Remember When “Playlist” Wasn’t a Common Word?

It wasn’t so many years ago that consumers might have talked about creating a mixtape or burning a CD with favorite songs for a friend, but not a “playlist.” I remember moderating a focus group many years ago in which a respondent very confidently told the group that a station in the market had recently changed its music and adopted a new “floormat.” He said it with great authority, so others in the group began [mis]using the term to refer to station formats. Back then, most consumers didn’t know the term “playlist.” Digital music has changed all that.

At a pre-holiday gathering at a non-radio friend’s home, I noticed the to-do list in their kitchen: extra chairs, light candles, vacuum, make playlist. The music was lovely, but the mere emergence of the word in the consumer lexicon should tell us that playlists have become mortal.

Playlists have been the lifeblood of music radio stations. Before Mediabase, a friend in a market would scope a few hours of a new station for you or, if you had the budget, at considerable expense you’d order a monitor. The pages of the monitor were treated like platinum; these were the deep secrets of the station that was the subject of the monitor.

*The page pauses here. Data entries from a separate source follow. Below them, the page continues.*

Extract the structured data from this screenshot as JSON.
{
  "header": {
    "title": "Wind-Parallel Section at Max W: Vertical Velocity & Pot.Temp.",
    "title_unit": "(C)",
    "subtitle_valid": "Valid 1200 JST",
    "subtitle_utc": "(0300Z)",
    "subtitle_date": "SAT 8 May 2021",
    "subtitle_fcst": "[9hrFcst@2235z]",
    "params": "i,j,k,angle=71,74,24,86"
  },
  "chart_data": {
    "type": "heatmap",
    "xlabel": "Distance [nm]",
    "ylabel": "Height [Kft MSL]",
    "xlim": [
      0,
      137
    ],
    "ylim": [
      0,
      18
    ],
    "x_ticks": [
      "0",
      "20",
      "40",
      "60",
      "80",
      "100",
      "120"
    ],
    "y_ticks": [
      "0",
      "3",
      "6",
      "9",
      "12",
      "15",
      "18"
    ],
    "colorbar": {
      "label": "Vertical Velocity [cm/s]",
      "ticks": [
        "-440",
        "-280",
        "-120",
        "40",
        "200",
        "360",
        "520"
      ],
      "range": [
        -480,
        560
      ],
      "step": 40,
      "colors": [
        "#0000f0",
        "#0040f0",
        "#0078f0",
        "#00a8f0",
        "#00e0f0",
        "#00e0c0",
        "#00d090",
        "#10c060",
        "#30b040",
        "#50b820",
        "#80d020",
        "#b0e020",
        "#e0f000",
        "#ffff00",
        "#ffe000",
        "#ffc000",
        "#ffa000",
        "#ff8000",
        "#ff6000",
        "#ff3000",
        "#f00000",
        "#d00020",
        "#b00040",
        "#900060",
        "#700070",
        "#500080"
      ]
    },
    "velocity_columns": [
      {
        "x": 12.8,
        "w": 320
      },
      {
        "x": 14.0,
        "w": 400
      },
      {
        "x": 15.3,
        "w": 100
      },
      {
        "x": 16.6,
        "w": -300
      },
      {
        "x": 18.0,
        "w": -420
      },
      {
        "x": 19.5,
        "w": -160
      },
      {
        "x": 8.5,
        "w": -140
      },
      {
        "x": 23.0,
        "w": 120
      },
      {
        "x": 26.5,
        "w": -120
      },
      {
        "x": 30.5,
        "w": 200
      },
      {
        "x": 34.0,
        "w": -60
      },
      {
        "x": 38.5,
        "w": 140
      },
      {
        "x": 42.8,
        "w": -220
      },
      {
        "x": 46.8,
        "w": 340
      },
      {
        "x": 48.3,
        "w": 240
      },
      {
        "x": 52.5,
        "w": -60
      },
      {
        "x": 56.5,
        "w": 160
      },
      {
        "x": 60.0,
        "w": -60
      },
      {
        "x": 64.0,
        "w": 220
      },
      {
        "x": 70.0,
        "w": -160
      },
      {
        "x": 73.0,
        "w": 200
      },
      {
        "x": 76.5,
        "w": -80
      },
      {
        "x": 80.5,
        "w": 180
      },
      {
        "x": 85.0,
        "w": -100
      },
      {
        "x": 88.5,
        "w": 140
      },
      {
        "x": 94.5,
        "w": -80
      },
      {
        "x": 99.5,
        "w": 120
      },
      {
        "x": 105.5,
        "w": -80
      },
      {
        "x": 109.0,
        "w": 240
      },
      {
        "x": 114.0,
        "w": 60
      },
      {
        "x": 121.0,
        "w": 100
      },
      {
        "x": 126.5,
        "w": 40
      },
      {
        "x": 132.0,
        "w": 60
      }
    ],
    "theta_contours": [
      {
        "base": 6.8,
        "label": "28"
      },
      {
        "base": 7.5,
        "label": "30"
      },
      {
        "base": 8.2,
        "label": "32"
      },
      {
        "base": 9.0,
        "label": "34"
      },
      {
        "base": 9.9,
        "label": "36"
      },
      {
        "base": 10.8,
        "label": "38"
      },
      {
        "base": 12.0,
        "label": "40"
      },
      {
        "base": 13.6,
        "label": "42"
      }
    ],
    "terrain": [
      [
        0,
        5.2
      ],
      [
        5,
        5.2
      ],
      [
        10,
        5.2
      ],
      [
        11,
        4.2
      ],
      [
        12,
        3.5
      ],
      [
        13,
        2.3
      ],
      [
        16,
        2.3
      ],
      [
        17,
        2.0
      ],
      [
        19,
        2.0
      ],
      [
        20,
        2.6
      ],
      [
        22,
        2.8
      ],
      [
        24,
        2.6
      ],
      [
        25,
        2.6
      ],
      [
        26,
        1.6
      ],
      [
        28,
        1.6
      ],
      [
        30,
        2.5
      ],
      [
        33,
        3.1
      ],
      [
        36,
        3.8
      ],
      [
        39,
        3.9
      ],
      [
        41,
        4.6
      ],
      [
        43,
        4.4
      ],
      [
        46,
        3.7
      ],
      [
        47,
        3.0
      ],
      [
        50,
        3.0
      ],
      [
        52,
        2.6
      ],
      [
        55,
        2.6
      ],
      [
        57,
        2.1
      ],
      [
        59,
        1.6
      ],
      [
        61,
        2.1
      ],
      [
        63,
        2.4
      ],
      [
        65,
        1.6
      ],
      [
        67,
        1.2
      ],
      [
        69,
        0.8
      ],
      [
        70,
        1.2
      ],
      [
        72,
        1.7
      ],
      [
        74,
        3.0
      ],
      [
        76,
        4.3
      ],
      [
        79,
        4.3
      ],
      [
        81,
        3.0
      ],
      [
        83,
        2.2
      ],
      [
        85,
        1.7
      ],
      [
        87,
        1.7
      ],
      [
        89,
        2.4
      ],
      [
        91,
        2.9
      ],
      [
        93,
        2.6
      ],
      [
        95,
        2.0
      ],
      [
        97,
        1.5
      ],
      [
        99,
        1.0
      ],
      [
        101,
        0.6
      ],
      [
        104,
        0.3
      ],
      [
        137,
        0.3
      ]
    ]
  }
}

Those were different times. Most consumers owned physical recordings of music. 45’s. LP’s. 8-tracks. Cassettes. CD’s. Consumer collections were finite; they represented the songs or albums people loved enough to pay to own. Alleviating the fatigue of one’s own collection or exploring other music or just getting portable access to a wide library of music required radio – and its magical playlists.

Technology and economics have made the playlist commonplace now. While my friends made a playlist for their gathering, we’ve all been to gatherings where music was provided by a TV playing a Music Choice channel or an iPad has been playing Pandora or Spotify. Sadly, radio stations aren’t invited to parties very often these days. Our carefully-crafted playlists often aren’t sufficiently better than the alternatives to interrupt the party with commercials.

Classic Hip Hop is the latest radio playlist masquerading as a format. Formats entertain listeners beyond their music. Formats have attitudes and features. Formats have on-air personalities or carefully-maintained “stationalities.” Formats are designed to serve their listeners (and the communities in which they live). Formats adapt and maintain over time, even though the music they play may shift. Playlists, just like the one my friends created for their party, are disposable.

As we contemplate 2017, let’s give deeper thought to formats and less to playlists. What will it take to engage listeners more deeply than the playlist alone? Beyond shared interest in a group of songs, what attitudes and interests are shared by the targeted audience that a format can use to attract and retain listeners? What unique content can we create to support the format? What manifestations can that content take on the air? Online? In apps? Who are the hosts and personalities who can give life to these formats to help us build through 2017 and beyond?